To record a capital asset purchase in FreeAgent, you can either add a bill, add an out-of-pocket expense or explain a bank transaction. Please note that recording the cost using more than one method will result in your cost being double or triple counted. Before entering this data, it’s a good idea to familiarise yourself with the difference between an expense, a bill and a bank payment in FreeAgent.

Alternatively, you can record the capital asset purchase by creating journal entries. Please note that capital assets that are recorded as journal entries will not appear in your ‘Capital Assets’ report and FreeAgent will not calculate any depreciation on the asset. Therefore, you would need to post additional journal entries for depreciation each month or year if required.

Specific scenarios

You may encounter one of the following scenarios where you need to record a capital asset. Select the relevant link below for more details:

If you purchase a capital asset that doesn’t quite fit into the existing capital asset types, you can create a custom capital asset type.


When you purchase a capital asset for your business, you must spread the value of that asset over the time during which it's expected to be useful to the business. This is called its ‘useful life’. For example, a computer's expected useful life might be three years because at the end of that period the computer would probably be obsolete and need to be replaced.

The spread of the value over the asset's life is called depreciation. FreeAgent will work this out for you and create the depreciation entries automatically once you have selected the depreciation method.

When you categorise a bill, out-of-pocket expense or bank transaction as a capital asset purchase in FreeAgent, you’ll need to select whether you’d like any depreciation to be calculated using the ‘Straight line’ or ‘Reducing balance’ method, or whether the asset should not depreciate.


If you select the ‘Straight line’ method, select the number of years that the asset will be useful to the business from the ‘Asset life’ drop-down menu. Please note that you can select a maximum of 25 years.

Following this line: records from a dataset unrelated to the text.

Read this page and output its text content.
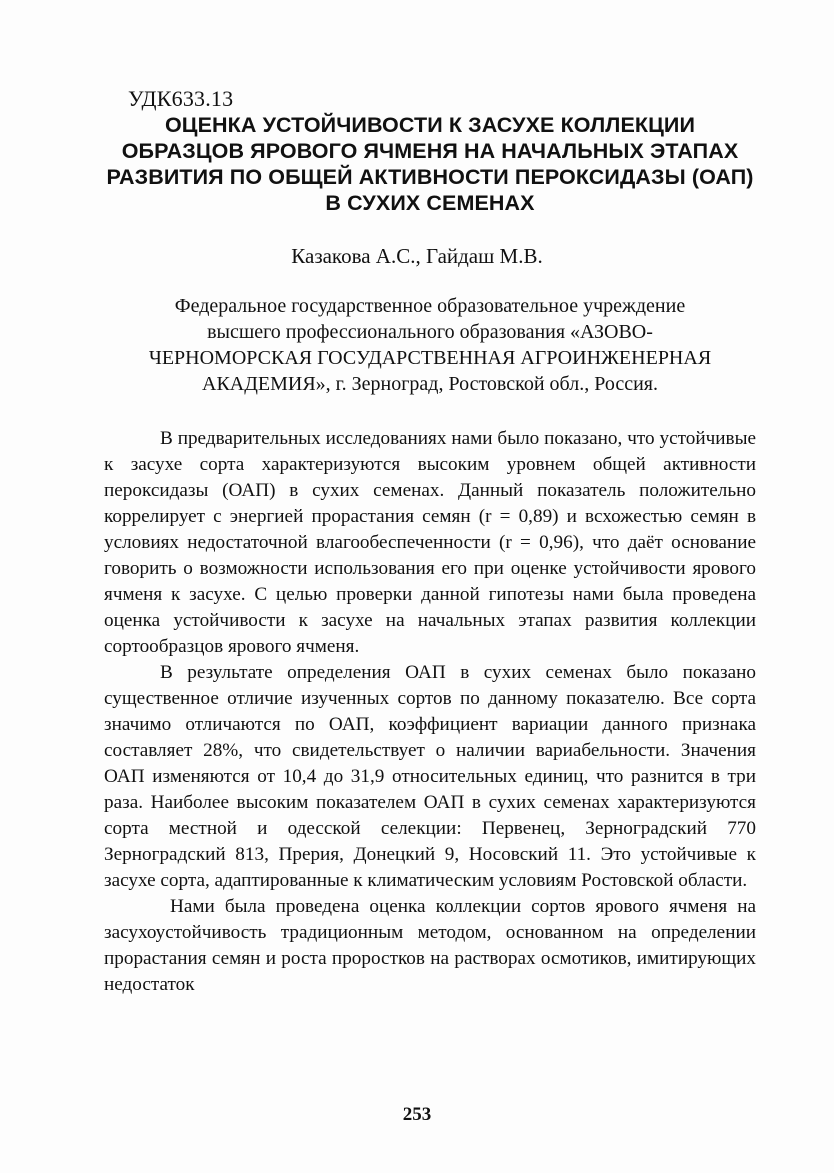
УДК633.13
ОЦЕНКА УСТОЙЧИВОСТИ К ЗАСУХЕ КОЛЛЕКЦИИ
ОБРАЗЦОВ ЯРОВОГО ЯЧМЕНЯ НА НАЧАЛЬНЫХ ЭТАПАХ
РАЗВИТИЯ ПО ОБЩЕЙ АКТИВНОСТИ ПЕРОКСИДАЗЫ (ОАП)
В СУХИХ СЕМЕНАХ
Казакова А.С., Гайдаш М.В.
Федеральное государственное образовательное учреждение
высшего профессионального образования «АЗОВО-
ЧЕРНОМОРСКАЯ ГОСУДАРСТВЕННАЯ АГРОИНЖЕНЕРНАЯ
АКАДЕМИЯ», г. Зерноград, Ростовской обл., Россия.

В предварительных исследованиях нами было показано, что устойчивые к засухе сорта характеризуются высоким уровнем общей активности пероксидазы (ОАП) в сухих семенах. Данный показатель положительно коррелирует с энергией прорастания семян (r = 0,89) и всхожестью семян в условиях недостаточной влагообеспеченности (r = 0,96), что даёт основание говорить о возможности использования его при оценке устойчивости ярового ячменя к засухе. С целью проверки данной гипотезы нами была проведена оценка устойчивости к засухе на начальных этапах развития коллекции сортообразцов ярового ячменя.

В результате определения ОАП в сухих семенах было показано существенное отличие изученных сортов по данному показателю. Все сорта значимо отличаются по ОАП, коэффициент вариации данного признака составляет 28%, что свидетельствует о наличии вариабельности. Значения ОАП изменяются от 10,4 до 31,9 относительных единиц, что разнится в три раза. Наиболее высоким показателем ОАП в сухих семенах характеризуются сорта местной и одесской селекции: Первенец, Зерноградский 770 Зерноградский 813, Прерия, Донецкий 9, Носовский 11. Это устойчивые к засухе сорта, адаптированные к климатическим условиям Ростовской области.

Нами была проведена оценка коллекции сортов ярового ячменя на засухоустойчивость традиционным методом, основанном на определении прорастания семян и роста проростков на растворах осмотиков, имитирующих недостаток

253
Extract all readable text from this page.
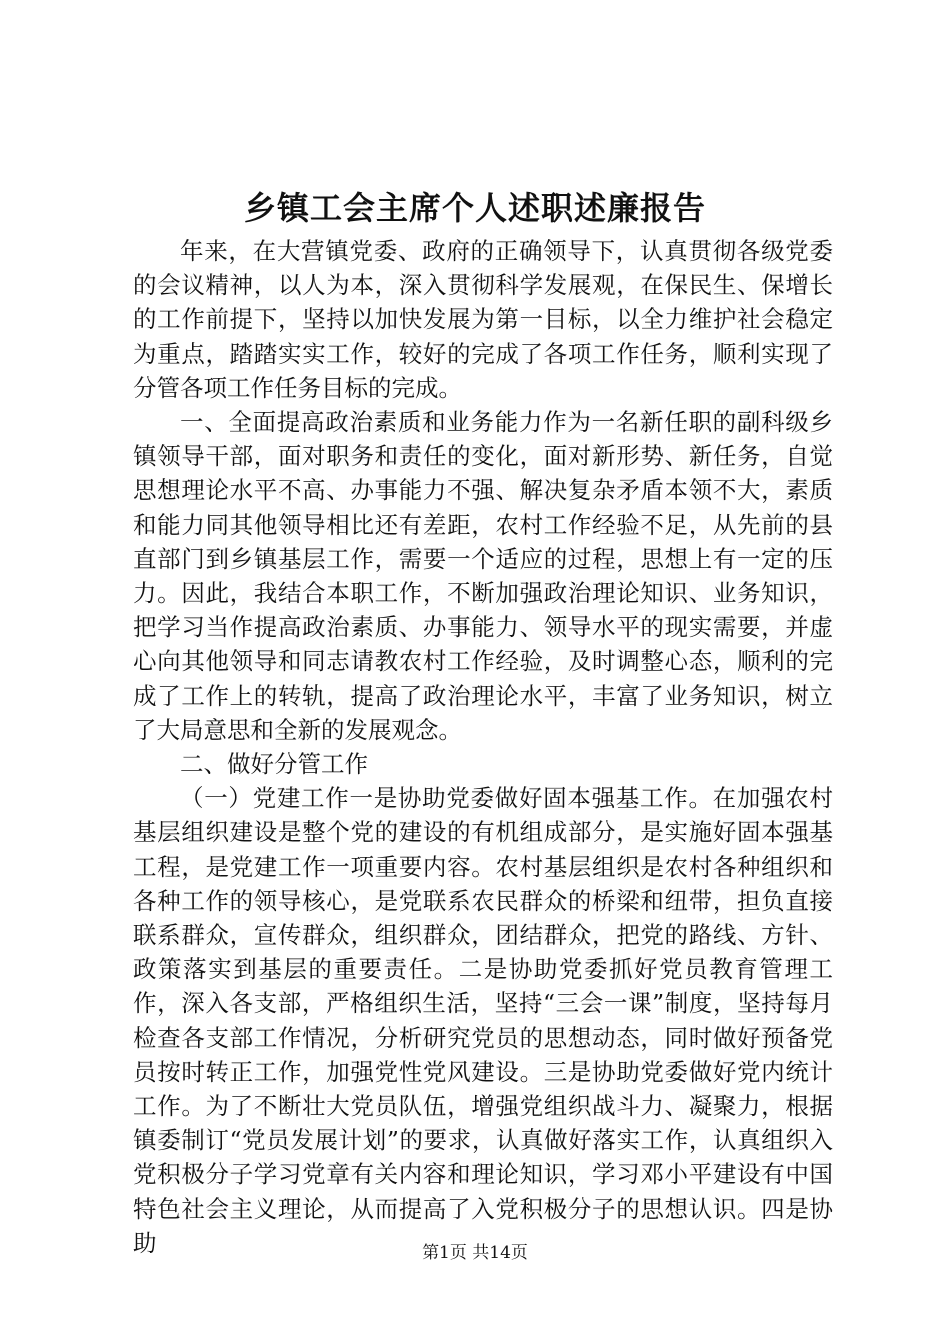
乡镇工会主席个人述职述廉报告

年来，在大营镇党委、政府的正确领导下，认真贯彻各级党委的会议精神，以人为本，深入贯彻科学发展观，在保民生、保增长的工作前提下，坚持以加快发展为第一目标，以全力维护社会稳定为重点，踏踏实实工作，较好的完成了各项工作任务，顺利实现了分管各项工作任务目标的完成。

一、全面提高政治素质和业务能力作为一名新任职的副科级乡镇领导干部，面对职务和责任的变化，面对新形势、新任务，自觉思想理论水平不高、办事能力不强、解决复杂矛盾本领不大，素质和能力同其他领导相比还有差距，农村工作经验不足，从先前的县直部门到乡镇基层工作，需要一个适应的过程，思想上有一定的压力。因此，我结合本职工作，不断加强政治理论知识、业务知识，把学习当作提高政治素质、办事能力、领导水平的现实需要，并虚心向其他领导和同志请教农村工作经验，及时调整心态，顺利的完成了工作上的转轨，提高了政治理论水平，丰富了业务知识，树立了大局意思和全新的发展观念。

二、做好分管工作

（一）党建工作一是协助党委做好固本强基工作。在加强农村基层组织建设是整个党的建设的有机组成部分，是实施好固本强基工程，是党建工作一项重要内容。农村基层组织是农村各种组织和各种工作的领导核心，是党联系农民群众的桥梁和纽带，担负直接联系群众，宣传群众，组织群众，团结群众，把党的路线、方针、政策落实到基层的重要责任。二是协助党委抓好党员教育管理工作，深入各支部，严格组织生活，坚持“三会一课”制度，坚持每月检查各支部工作情况，分析研究党员的思想动态，同时做好预备党员按时转正工作，加强党性党风建设。三是协助党委做好党内统计工作。为了不断壮大党员队伍，增强党组织战斗力、凝聚力，根据镇委制订“党员发展计划”的要求，认真做好落实工作，认真组织入党积极分子学习党章有关内容和理论知识，学习邓小平建设有中国特色社会主义理论，从而提高了入党积极分子的思想认识。四是协助	第1页 共14页
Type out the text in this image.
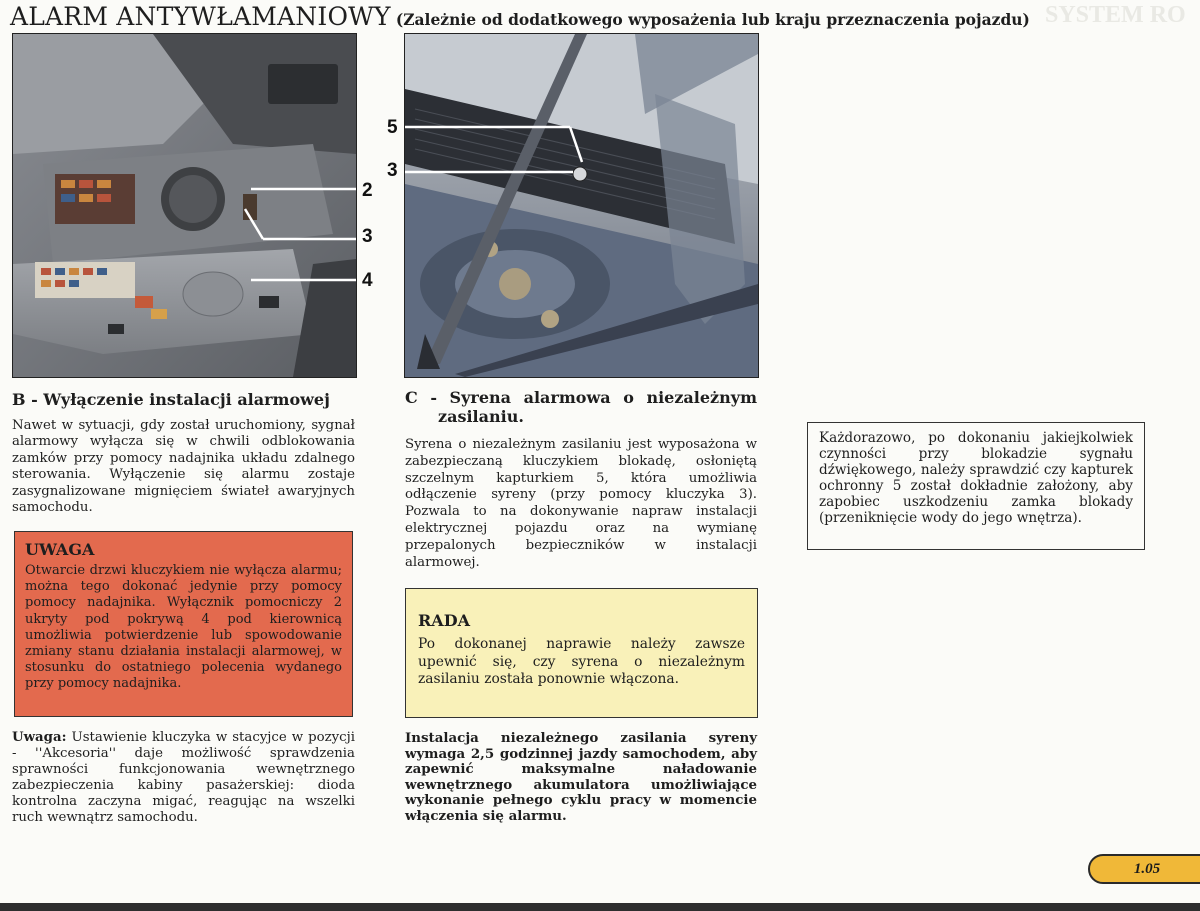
SYSTEM RO
ALARM ANTYWŁAMANIOWY (Zależnie od dodatkowego wyposażenia lub kraju przeznaczenia pojazdu)
2
3
4
5
3
B - Wyłączenie instalacji alarmowej

Nawet w sytuacji, gdy został uruchomiony, sygnał alarmowy wyłącza się w chwili odblokowania zamków przy pomocy nadajnika układu zdalnego sterowania. Wyłączenie się alarmu zostaje zasygnalizowane mignięciem świateł awaryjnych samochodu.

UWAGA
Otwarcie drzwi kluczykiem nie wyłącza alarmu; można tego dokonać jedynie przy pomocy pomocy nadajnika. Wyłącznik pomocniczy 2 ukryty pod pokrywą 4 pod kierownicą umożliwia potwierdzenie lub spowodowanie zmiany stanu działania instalacji alarmowej, w stosunku do ostatniego polecenia wydanego przy pomocy nadajnika.

Uwaga: Ustawienie kluczyka w stacyjce w pozycji - ''Akcesoria'' daje możliwość sprawdzenia sprawności funkcjonowania wewnętrznego zabezpieczenia kabiny pasażerskiej: dioda kontrolna zaczyna migać, reagując na wszelki ruch wewnątrz samochodu.

C - Syrena alarmowa o niezależnym
zasilaniu.

Syrena o niezależnym zasilaniu jest wyposażona w zabezpieczaną kluczykiem blokadę, osłoniętą szczelnym kapturkiem 5, która umożliwia odłączenie syreny (przy pomocy kluczyka 3). Pozwala to na dokonywanie napraw instalacji elektrycznej pojazdu oraz na wymianę przepalonych bezpieczników w instalacji alarmowej.

RADA
Po dokonanej naprawie należy zawsze upewnić się, czy syrena o niezależnym zasilaniu została ponownie włączona.

Instalacja niezależnego zasilania syreny wymaga 2,5 godzinnej jazdy samochodem, aby zapewnić maksymalne naładowanie wewnętrznego akumulatora umożliwiające wykonanie pełnego cyklu pracy w momencie włączenia się alarmu.

Każdorazowo, po dokonaniu jakiejkolwiek czynności przy blokadzie sygnału dźwiękowego, należy sprawdzić czy kapturek ochronny 5 został dokładnie założony, aby zapobiec uszkodzeniu zamka blokady (przeniknięcie wody do jego wnętrza).
1.05
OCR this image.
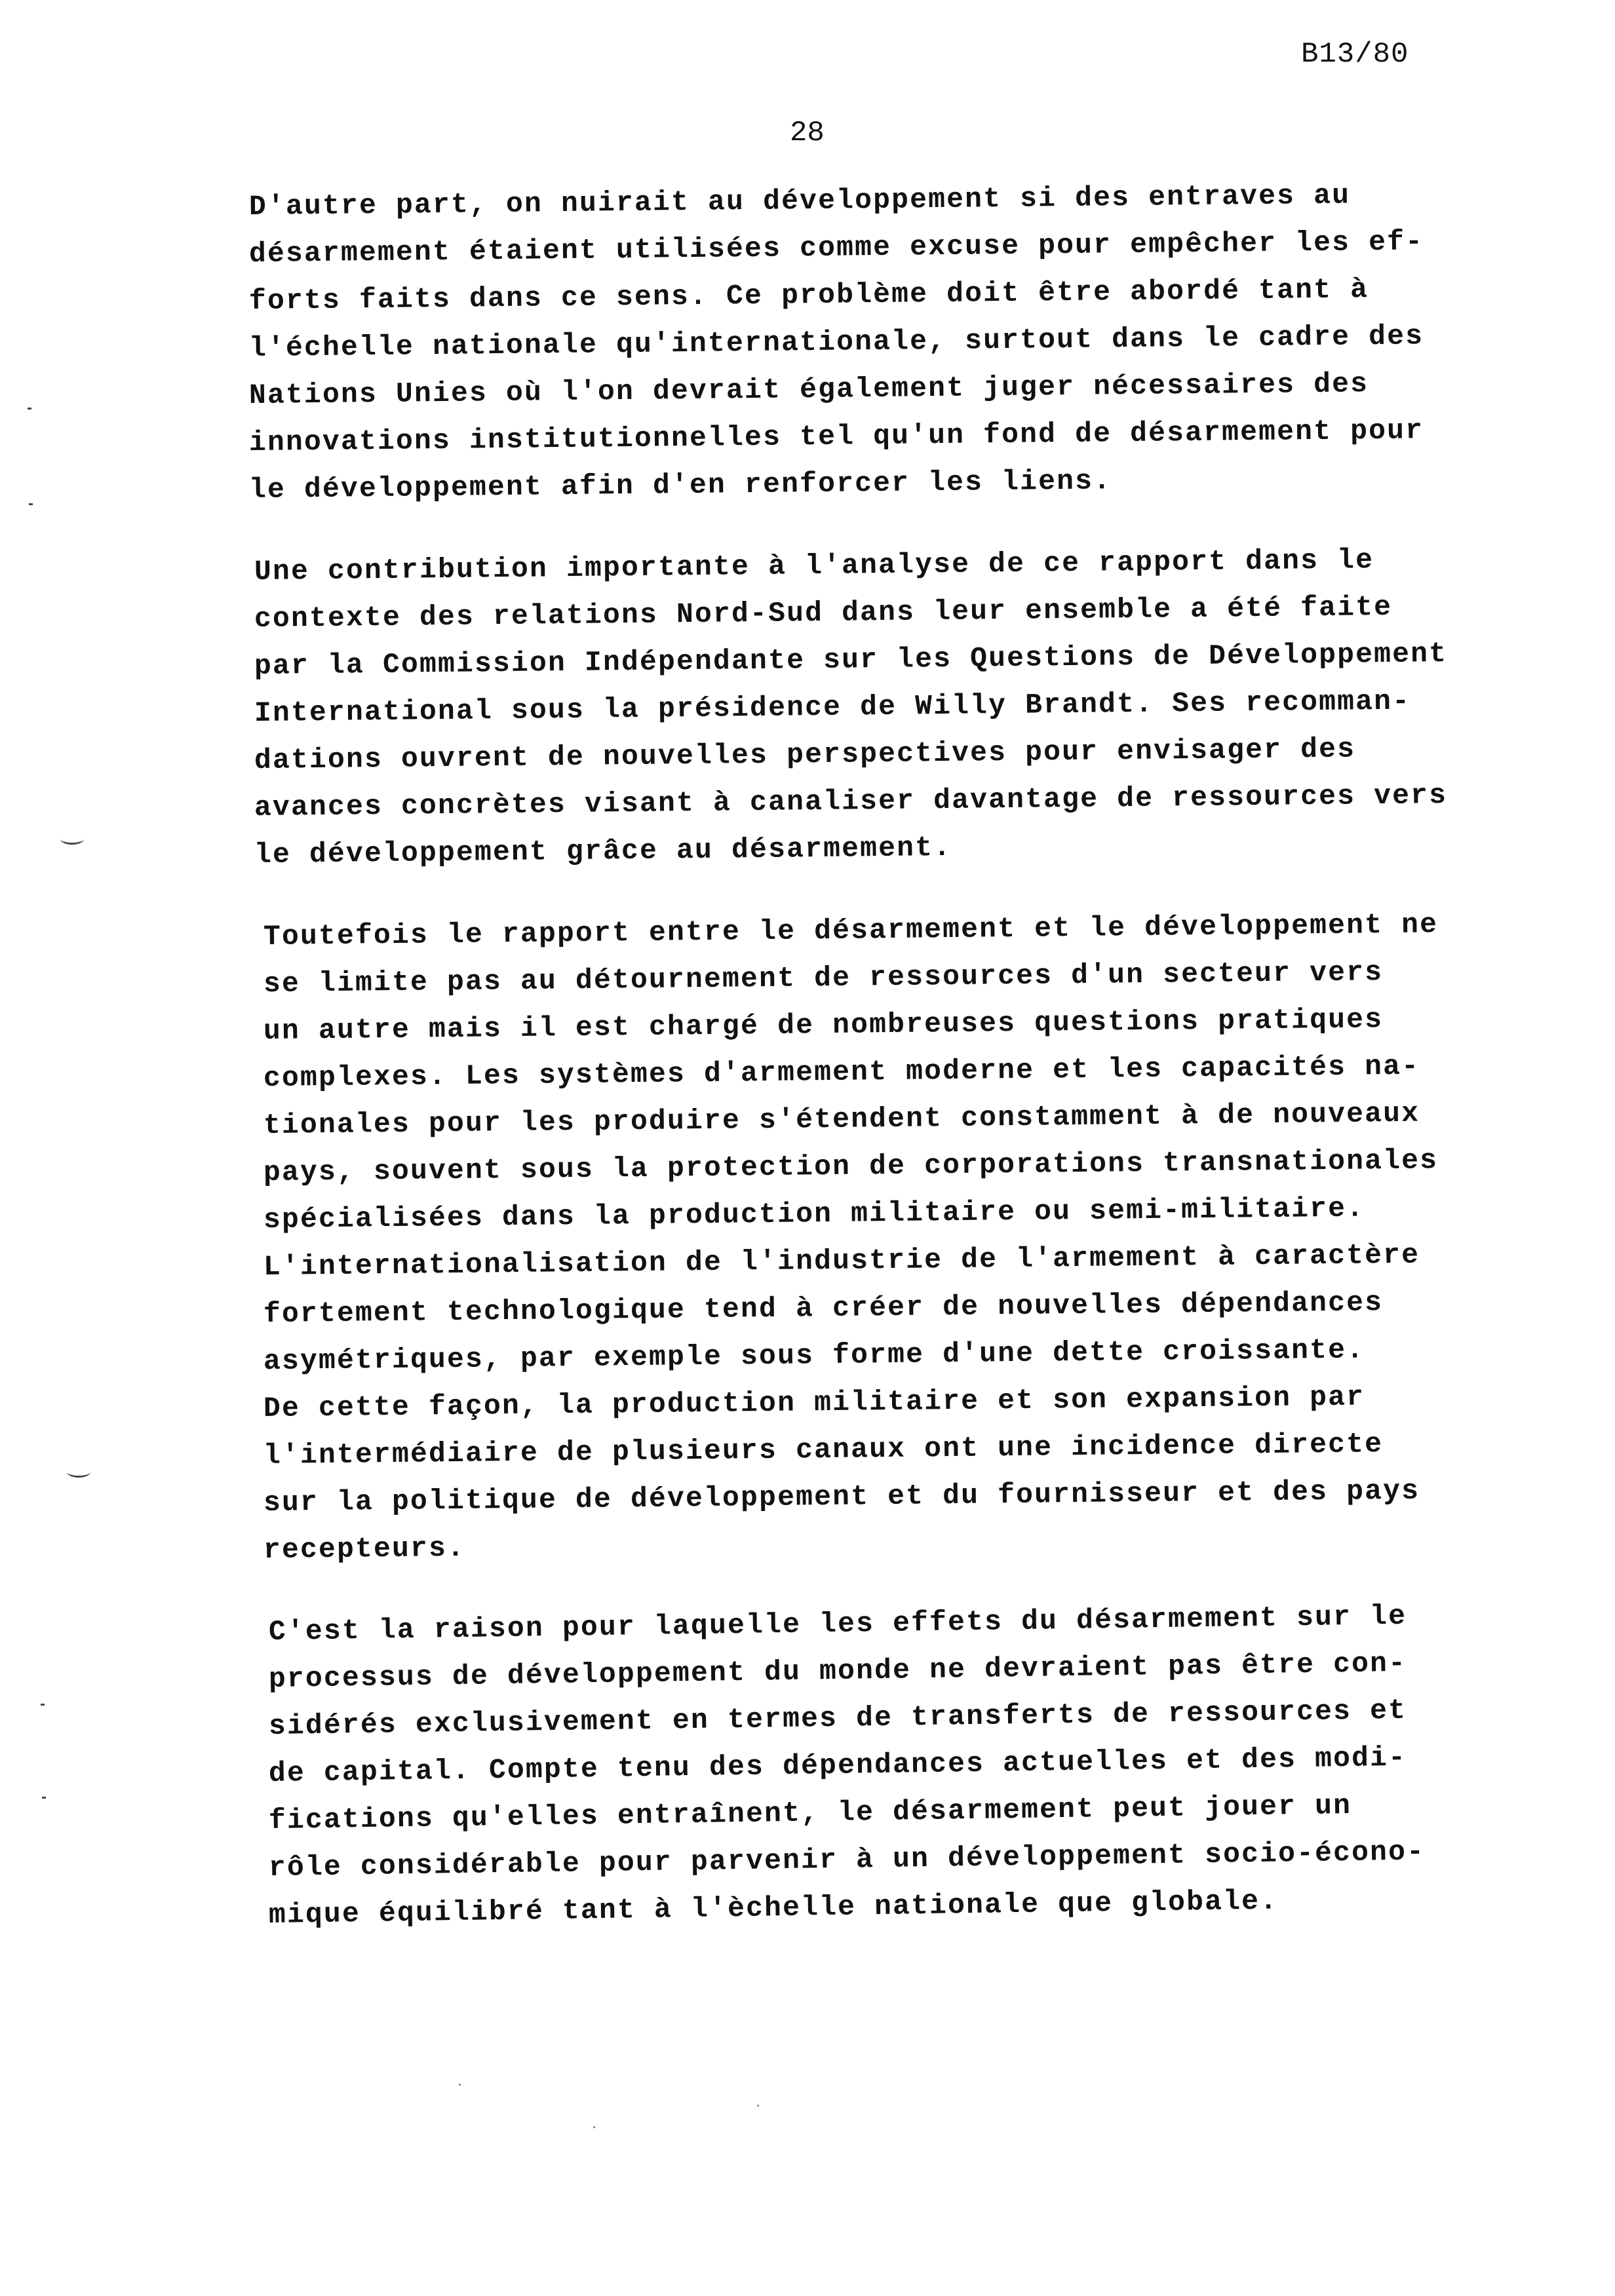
B13/80
28
D'autre part, on nuirait au développement si des entraves au
désarmement étaient utilisées comme excuse pour empêcher les ef-
forts faits dans ce sens. Ce problème doit être abordé tant à
l'échelle nationale qu'internationale, surtout dans le cadre des
Nations Unies où l'on devrait également juger nécessaires des
innovations institutionnelles tel qu'un fond de désarmement pour
le développement afin d'en renforcer les liens.
Une contribution importante à l'analyse de ce rapport dans le
contexte des relations Nord-Sud dans leur ensemble a été faite
par la Commission Indépendante sur les Questions de Développement
International sous la présidence de Willy Brandt. Ses recomman-
dations ouvrent de nouvelles perspectives pour envisager des
avances concrètes visant à canaliser davantage de ressources vers
le développement grâce au désarmement.
Toutefois le rapport entre le désarmement et le développement ne
se limite pas au détournement de ressources d'un secteur vers
un autre mais il est chargé de nombreuses questions pratiques
complexes. Les systèmes d'armement moderne et les capacités na-
tionales pour les produire s'étendent constamment à de nouveaux
pays, souvent sous la protection de corporations transnationales
spécialisées dans la production militaire ou semi-militaire.
L'internationalisation de l'industrie de l'armement à caractère
fortement technologique tend à créer de nouvelles dépendances
asymétriques, par exemple sous forme d'une dette croissante.
De cette façon, la production militaire et son expansion par
l'intermédiaire de plusieurs canaux ont une incidence directe
sur la politique de développement et du fournisseur et des pays
recepteurs.
C'est la raison pour laquelle les effets du désarmement sur le
processus de développement du monde ne devraient pas être con-
sidérés exclusivement en termes de transferts de ressources et
de capital. Compte tenu des dépendances actuelles et des modi-
fications qu'elles entraînent, le désarmement peut jouer un
rôle considérable pour parvenir à un développement socio-écono-
mique équilibré tant à l'èchelle nationale que globale.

If you select the ‘Reducing balance’ method, enter the relevant percentage in the ‘Depreciation rate’ field. If you’re not sure what percentage to choose, please ask your accountant.


How to dispose of an asset

If you 'dispose' of an asset, which is the technical term for selling or scrapping an asset, find out how to sell or scrap a capital asset.

How assets show in your accounts

In the Capital Assets report, you’ll see that FreeAgent has entered the asset's cost and has started to calculate its depreciation.

Please note that whilst the depreciation will be calculated to seven decimal points in the accounts, the depreciation percentage you’ll see in the report will be rounded to two decimal points. This means that the percentage shown in the report may be slightly different from the actual percentage calculated in the accounts.


In the Profit and Loss report, the depreciation for that period will show as a cost.


In the Balance Sheet report, you'll see the cost of all the capital assets your business has bought, minus the depreciation posted to that date. The cost minus accumulated depreciation is called the net book value of the asset.


As the Trial Balance contains all the accounts in your business, you’ll see both the depreciation charge (which goes to the profit and loss account), and the total net book values of all the capital assets your business owns.